Key initiatives in Pemerkasa Plus may not last long enough to help smaller firms and Malaysia's poorest weather the storm.
The RM1.5 billion in wage subsidies will benefit an estimated 2.5 million workers for a month, while RM2.1 billion in cash handouts range from RM500 to each of the poorest families, to just RM100 for each household with a monthly income between RM2,501 and RM5,000.
Small and medium-sized enterprises (SMEs) and the poorest 40 per cent of the population can choose between a three-month loan moratorium, or reducing instalments by half for six months.
SME Association president Michale Kang had previously said four in 10 members had planned to cut jobs or suspend operations without loan moratoriums and subsidies for wages and rent.
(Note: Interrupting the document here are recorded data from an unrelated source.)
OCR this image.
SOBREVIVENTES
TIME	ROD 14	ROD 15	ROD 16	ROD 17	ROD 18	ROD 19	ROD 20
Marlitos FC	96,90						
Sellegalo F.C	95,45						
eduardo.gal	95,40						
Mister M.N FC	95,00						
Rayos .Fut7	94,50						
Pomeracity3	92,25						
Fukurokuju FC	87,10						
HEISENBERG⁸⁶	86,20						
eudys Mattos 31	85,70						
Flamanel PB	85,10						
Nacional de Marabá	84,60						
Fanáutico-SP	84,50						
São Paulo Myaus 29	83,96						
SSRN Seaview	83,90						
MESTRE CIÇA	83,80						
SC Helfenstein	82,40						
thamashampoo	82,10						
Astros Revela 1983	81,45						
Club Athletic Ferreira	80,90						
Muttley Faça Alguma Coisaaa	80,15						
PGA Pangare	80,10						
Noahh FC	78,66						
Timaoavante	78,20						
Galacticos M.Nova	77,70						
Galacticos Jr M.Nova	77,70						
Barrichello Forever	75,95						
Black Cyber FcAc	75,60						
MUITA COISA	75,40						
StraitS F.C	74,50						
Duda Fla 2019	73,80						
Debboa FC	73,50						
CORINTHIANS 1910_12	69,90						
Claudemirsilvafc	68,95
Malaysians have already flooded social media with accounts of forced unpaid leave or salary cuts, with some pointing out they have yet to find new jobs after being fired or closing their businesses last year.
But Socio-Economic Research Centre chief Lee Heng Guie believes the impact of the lockdown will not be so severe - potentially up to 0.7 per cent of GDP - as booming industries such as export-focused manufacturing and retail are still allowed to operate.
"Business enterprises have accumulated RM24.1 billion during the period between February 2020 and March 2021 for their cash flow needs. Many soft loans, funds and credit facilities established last year for SMEs and businesses are not fully utilised and would continue this year," he told The Straits Times, adding that financial institutions have also rolled out targeted assistance to debtors.